WESTPORT — As many residents have likely noticed, a significant project is underway on the Merritt Parkway to address what the state has deemed safety concerns.

“The number of accidents and the severity of those accidents had become a concern for the department,” state Department of Transportation Project Manager Mike Cherpak said.

“We were most concerned with the run-off-the-road accidents, with people hitting road-side objects, such as trees close to the road and things of that nature,” Cherpak said. “We wanted to make sure we upgraded the road-side guide-rail to help keep people on the roadway and not going down embankments or hitting off-the-road objects.”

“We’ve been moving segment by segment improving each section of the Merritt Parkway,” DOT Communications Director Kevin Nursick said, adding the project is funded 20 percent state funded and 80 percent Federally funded.

“This is the seventh in a series of nine corridor improvement projects,” Cherpak said. “We recently completed one down in Stamford and New Canaan and previously completed projects in Greenwich, Fairfield, Trumbull and Stratford.”

Cherpak noted the project was initiated by the DOT.

“It’s part of a corridor improvements and enhancements up and down the Merritt Parkway while also maintaining the parkway’s unique character and aesthetics because it is a historically significant roadway,” Cherpak said. “Once this project is done, 82 percent of the parkway will have been upgraded.”

The project is providing both safety and aesthetic enhancements, Cherpak said.
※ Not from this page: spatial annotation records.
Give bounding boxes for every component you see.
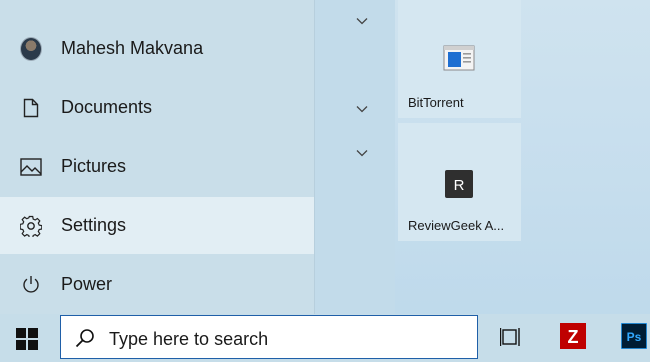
task-view-icon[interactable] [500,326,522,348]
menu-item-settings[interactable]: Settings [0,197,314,254]
tile-bittorrent[interactable]: BitTorrent [398,0,521,118]
taskbar: Type here to search Z Ps [0,314,650,362]
menu-item-label: Settings [61,215,127,235]
menu-item-label: Pictures [61,156,127,176]
menu-item-label: Mahesh Makvana [61,38,204,58]
chevron-down-icon[interactable] [356,105,368,113]
windows-start-icon[interactable] [16,328,38,350]
menu-item-user[interactable]: Mahesh Makvana [0,20,314,77]
power-icon [20,274,42,296]
menu-item-power[interactable]: Power [0,256,314,313]
search-placeholder: Type here to search [109,329,269,349]
menu-item-label: Documents [61,97,153,117]
bittorrent-icon [443,45,475,71]
pictures-icon [20,156,42,178]
photoshop-app-button[interactable]: Ps [620,322,648,350]
search-input[interactable]: Type here to search [60,315,478,359]
svg-text:R: R [454,177,465,194]
document-icon [20,97,42,119]
svg-text:Z: Z [568,327,579,347]
filezilla-app-button[interactable]: Z [559,322,587,350]
photoshop-icon: Ps [621,323,647,349]
filezilla-icon: Z [560,323,586,349]
tile-reviewgeek[interactable]: R ReviewGeek A... [398,123,521,241]
tile-label: ReviewGeek A... [408,218,505,233]
menu-item-label: Power [61,274,113,294]
gear-icon [20,215,42,237]
reviewgeek-icon: R [445,170,473,198]
search-icon [75,329,94,348]
tile-label: BitTorrent [408,95,464,110]
svg-text:Ps: Ps [627,330,642,344]
menu-item-documents[interactable]: Documents [0,79,314,136]
start-menu-left-panel: Mahesh Makvana Documents Pictures Settin… [0,0,315,314]
menu-item-pictures[interactable]: Pictures [0,138,314,195]
app-list-strip [315,0,395,314]
user-avatar-icon [20,36,42,61]
chevron-down-icon[interactable] [356,149,368,157]
chevron-down-icon[interactable] [356,17,368,25]
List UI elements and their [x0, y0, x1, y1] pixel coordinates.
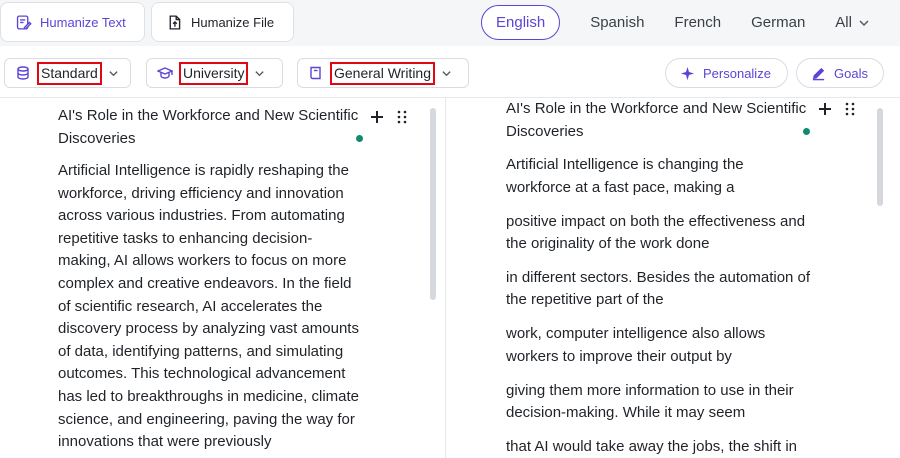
purpose-select-value: General Writing	[330, 61, 436, 85]
edit-document-icon	[16, 14, 32, 30]
mode-tab-bar: Humanize Text Humanize File English Span…	[0, 0, 900, 46]
text-line: Artificial Intelligence is rapidly resha…	[58, 162, 349, 179]
level-select[interactable]: University	[146, 58, 283, 88]
lang-tab-spanish[interactable]: Spanish	[590, 14, 644, 31]
output-heading: AI's Role in the Workforce and New Scien…	[506, 100, 807, 140]
text-line: positive impact on both the effectivenes…	[506, 213, 806, 230]
file-upload-icon	[169, 14, 181, 30]
text-line: work, computer intelligence also allows	[506, 325, 766, 342]
goals-button[interactable]: Goals	[796, 58, 884, 88]
tab-humanize-text[interactable]: Humanize Text	[0, 2, 145, 42]
text-line: discovery process by analyzing vast amou…	[58, 320, 359, 338]
text-line: the originality of the work done	[506, 235, 710, 252]
status-dot	[803, 128, 810, 135]
text-line: the repetitive part of the	[506, 291, 664, 308]
text-line: decision-making. While it may seem	[506, 404, 746, 421]
lang-tab-english[interactable]: English	[481, 5, 561, 40]
input-scrollbar[interactable]	[430, 108, 436, 300]
text-line: that AI would take away the jobs, the sh…	[506, 438, 798, 455]
personalize-button[interactable]: Personalize	[665, 58, 788, 88]
graduation-cap-icon	[157, 67, 173, 79]
text-line: Artificial Intelligence is changing the	[506, 156, 744, 173]
input-body-text: Artificial Intelligence is rapidly resha…	[58, 160, 368, 454]
tab-humanize-file[interactable]: Humanize File	[151, 2, 294, 42]
text-line: has led to breakthroughs in medicine, cl…	[58, 387, 359, 405]
text-line: of scientific research, AI accelerates t…	[58, 297, 323, 315]
status-dot	[356, 135, 363, 142]
options-toolbar: Standard University General Writing Pers…	[0, 46, 900, 98]
plus-icon[interactable]	[370, 110, 384, 124]
text-line: outcomes. This technological advancement	[58, 365, 346, 383]
text-line: science, and engineering, paving the way…	[58, 410, 355, 428]
lang-tab-all[interactable]: All	[835, 14, 870, 31]
chevron-down-icon	[109, 70, 118, 76]
lang-tab-all-label: All	[835, 14, 852, 31]
output-editor[interactable]: AI's Role in the Workforce and New Scien…	[446, 98, 900, 458]
lang-tab-french[interactable]: French	[674, 14, 721, 31]
personalize-button-label: Personalize	[703, 65, 771, 81]
chevron-down-icon	[442, 70, 451, 76]
input-editor[interactable]: AI's Role in the Workforce and New Scien…	[0, 98, 446, 458]
text-line: workers to improve their output by	[506, 348, 732, 365]
input-heading: AI's Role in the Workforce and New Scien…	[58, 107, 359, 147]
drag-handle-icon[interactable]	[844, 102, 856, 116]
sparkle-icon	[680, 66, 695, 80]
tab-humanize-text-label: Humanize Text	[40, 14, 126, 30]
level-select-value: University	[179, 61, 249, 85]
tab-humanize-file-label: Humanize File	[191, 14, 275, 30]
goals-button-label: Goals	[834, 65, 868, 81]
text-line: in different sectors. Besides the automa…	[506, 269, 811, 286]
chevron-down-icon	[255, 70, 265, 76]
text-line: complex and creative endeavors. In the f…	[58, 274, 352, 292]
lang-tab-german[interactable]: German	[751, 14, 805, 31]
text-line: across various industries. From automati…	[58, 207, 345, 225]
pencil-icon	[812, 67, 825, 80]
language-tabs: English Spanish French German All	[481, 4, 870, 41]
purpose-select[interactable]: General Writing	[297, 58, 469, 88]
output-scrollbar[interactable]	[877, 108, 883, 206]
text-line: innovations that were previously	[58, 433, 272, 451]
database-icon	[17, 66, 29, 80]
text-line: of data, identifying patterns, and simul…	[58, 342, 344, 360]
text-line: repetitive tasks to enhancing decision-	[58, 229, 313, 247]
chevron-down-icon	[859, 19, 869, 26]
plus-icon[interactable]	[818, 102, 832, 116]
text-line: giving them more information to use in t…	[506, 382, 794, 399]
drag-handle-icon[interactable]	[396, 110, 408, 124]
text-line: workforce at a fast pace, making a	[506, 179, 735, 196]
book-icon	[310, 66, 321, 80]
text-line: making, AI allows workers to focus on mo…	[58, 252, 347, 270]
tone-select-value: Standard	[37, 61, 102, 85]
text-line: workforce, driving efficiency and innova…	[58, 184, 344, 202]
tone-select[interactable]: Standard	[4, 58, 131, 88]
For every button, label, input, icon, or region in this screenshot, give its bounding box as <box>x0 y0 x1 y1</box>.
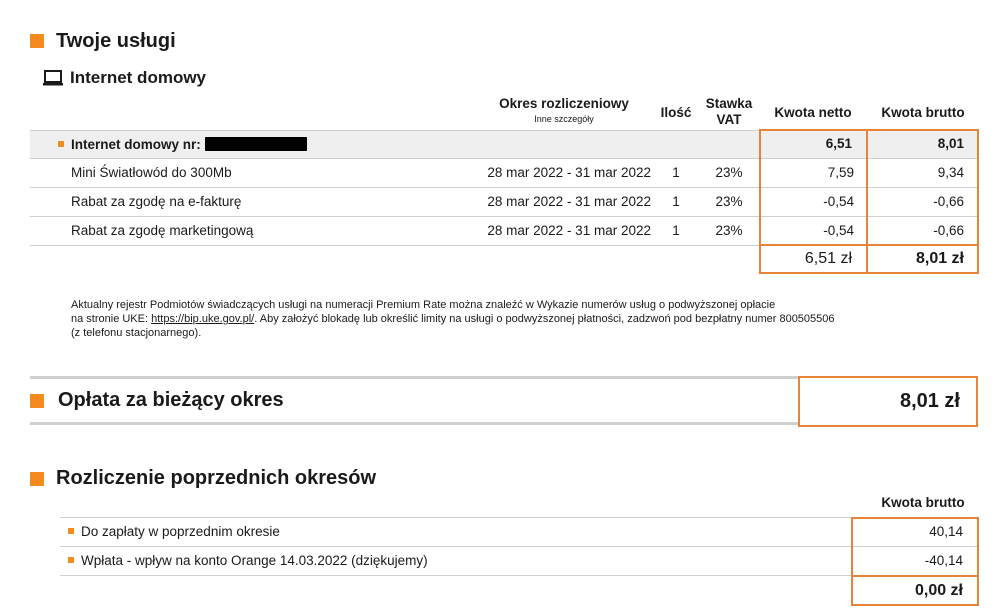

Specific changes include a new guide-rail, new pavement, a concrete curb and gutter section and landscaping improvements, according to Cherpak.

Tree removals along the parkway have been especially striking to passers-by. “For the most part, those are trees that have passed their prime. They have some issues, whether they are diseased or they have some branches or trunks that have some issues,” Cherpak said. “They’re becoming a hazard to the roadway so we’re taking those out and replanting in accordance with the Merritt Parkway’s Landscape Master Plan.”

When asked whether he was concerned about trees falling on vehicles along the parkway as has occurred in past years, Cherpak responded, “That’s always a concern. It’s part of the reason our maintenance forces have gone out and taken a look at the trees within the corridor. It’s part of our projects.”